Adding Multiple Datasets

When creating a new notebook or training job, in the Data section of the job form, click the Add Dataset button. To add a public dataset select Public Dataset from the Dataset Type field and then select the dataset from the Dataset field. To add a private dataset select My Dataset from the Dataset Type field and then select the dataset from the Dataset field. Continue clicking the Add Dataset button to add additional datasets until all required datasets have been selected.

If you add a single dataset, the dataset will be mounted to /opt/trainml/input inside the job workers. If you add more than one dataset, each dataset will be mounted into its own directory inside the /opt/trainml/input directory. The directory name will be the name of the dataset, all lower case with spaces converted to underscores. For example, the PASCAL VOC dataset will be mounted to /opt/trainml/input/pascal_voc if it is one of multiple datasets selected.

As before, there is no additional charge to attach a dataset to a job. You only incur storage charges once for each private dataset, regardless of how many jobs it is used in. Public datasets are always free to use.

Changing Datasets For Existing Jobs

To edit the datasets for existing notebook jobs, the job must first be in the stopped status. Once the job is stopped, select it from the list and click the Edit button. Expand the Data section of the edit form to see the currently enabled datasets. Edit this list in the same manner you did to create the job and click Confirm. The job may enter the status of updating while it prepares your datasets. Once the job status returns to stopped, you can restart the job and the new datasets will be attached.

New Environment Options

Job environments determine the software the is preinstalled in the operating environment for the job workers. Now, in addition to our pre-built deep learning environments, you can now select environments with specific versions of popular deep learning frameworks. Selecting the correct environment will save you time setting up your environment and minimize the amount of space required for each worker. The space required by the base environment is free and does not count towards your storage quota, but modifications to the environment will. If your model needs a specific version of PyTorch or Tensorflow, be sure to select the version specific environment, since downgrading PyTorch or Tensorflow can consume a large amount of space (10GB+).

The Base Environment option in the Environment section of the job form has now been expanded into 3 separate fields.

  1. Python Version: The Python version of the conda environment that forms the base of the environment. All base environments contain a wide variety of popular data science, machine learning, and GPU-acceleration libraries. Only Python 3.6 and 3.7 environments are currently available.

  2. Framework: The primary deep learning framework to be used. If you do not have specific version requirements for your model, select Deep Learning. Otherwise, select the major framework you intend to use to see the available versions.

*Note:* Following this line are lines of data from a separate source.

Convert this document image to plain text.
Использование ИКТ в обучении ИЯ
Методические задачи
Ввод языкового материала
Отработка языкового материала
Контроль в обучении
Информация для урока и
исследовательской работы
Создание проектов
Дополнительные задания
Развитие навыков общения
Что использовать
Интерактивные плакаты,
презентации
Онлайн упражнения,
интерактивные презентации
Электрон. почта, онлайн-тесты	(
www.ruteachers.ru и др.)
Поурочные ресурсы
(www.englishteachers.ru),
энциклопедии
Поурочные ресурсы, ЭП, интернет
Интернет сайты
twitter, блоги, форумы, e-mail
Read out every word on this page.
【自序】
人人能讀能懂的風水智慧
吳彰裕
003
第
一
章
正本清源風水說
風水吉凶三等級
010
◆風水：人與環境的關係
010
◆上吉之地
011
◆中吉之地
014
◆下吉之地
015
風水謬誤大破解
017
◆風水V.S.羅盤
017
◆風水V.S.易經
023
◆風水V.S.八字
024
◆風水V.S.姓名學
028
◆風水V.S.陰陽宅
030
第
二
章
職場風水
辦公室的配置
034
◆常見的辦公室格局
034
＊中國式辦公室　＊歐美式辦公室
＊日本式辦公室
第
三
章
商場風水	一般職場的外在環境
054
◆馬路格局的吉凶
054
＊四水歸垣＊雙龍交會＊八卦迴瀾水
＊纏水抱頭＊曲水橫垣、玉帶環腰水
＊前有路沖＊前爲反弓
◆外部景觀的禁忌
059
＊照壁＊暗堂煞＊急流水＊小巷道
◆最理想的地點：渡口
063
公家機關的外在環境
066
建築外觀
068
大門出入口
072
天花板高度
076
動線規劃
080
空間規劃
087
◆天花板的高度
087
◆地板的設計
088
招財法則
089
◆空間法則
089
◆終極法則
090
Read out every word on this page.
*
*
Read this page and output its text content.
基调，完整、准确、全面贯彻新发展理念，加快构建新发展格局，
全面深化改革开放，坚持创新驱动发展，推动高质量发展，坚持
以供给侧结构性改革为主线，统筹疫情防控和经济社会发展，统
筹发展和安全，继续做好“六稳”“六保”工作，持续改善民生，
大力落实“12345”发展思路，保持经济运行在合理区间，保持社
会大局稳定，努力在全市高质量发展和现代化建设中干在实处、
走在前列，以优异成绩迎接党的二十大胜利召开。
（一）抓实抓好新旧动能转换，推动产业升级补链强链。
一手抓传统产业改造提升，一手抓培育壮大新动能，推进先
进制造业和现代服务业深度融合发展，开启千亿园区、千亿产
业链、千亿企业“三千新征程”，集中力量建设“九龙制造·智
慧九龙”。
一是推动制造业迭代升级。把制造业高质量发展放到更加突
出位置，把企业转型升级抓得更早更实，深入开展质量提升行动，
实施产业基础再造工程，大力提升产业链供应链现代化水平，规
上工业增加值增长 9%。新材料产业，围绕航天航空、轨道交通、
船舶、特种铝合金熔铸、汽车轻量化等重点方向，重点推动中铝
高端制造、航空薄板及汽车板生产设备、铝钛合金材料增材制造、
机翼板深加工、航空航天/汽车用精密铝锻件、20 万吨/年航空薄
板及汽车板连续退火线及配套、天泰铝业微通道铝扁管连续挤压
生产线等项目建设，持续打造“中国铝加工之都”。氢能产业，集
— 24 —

  • Deep Learning: All supported frameworks are installed using their latest version compatible with the Python version selected: Tensorflow, PyTorch, MXNet.
  • PyTorch: Select this option if your model code requires a specific version of PyTorch
  • Tensorflow: Select this option if your model code requires a specific version of Tensorflow
  • MXNet: Select this option if your model code requires a specific version of MXNet
  1. Framework Version: The version of major framework selected.

These new options are available as environment selection for both notebook and training jobs, and you can select these new environments as the default environment for each job type on the Account Settings page.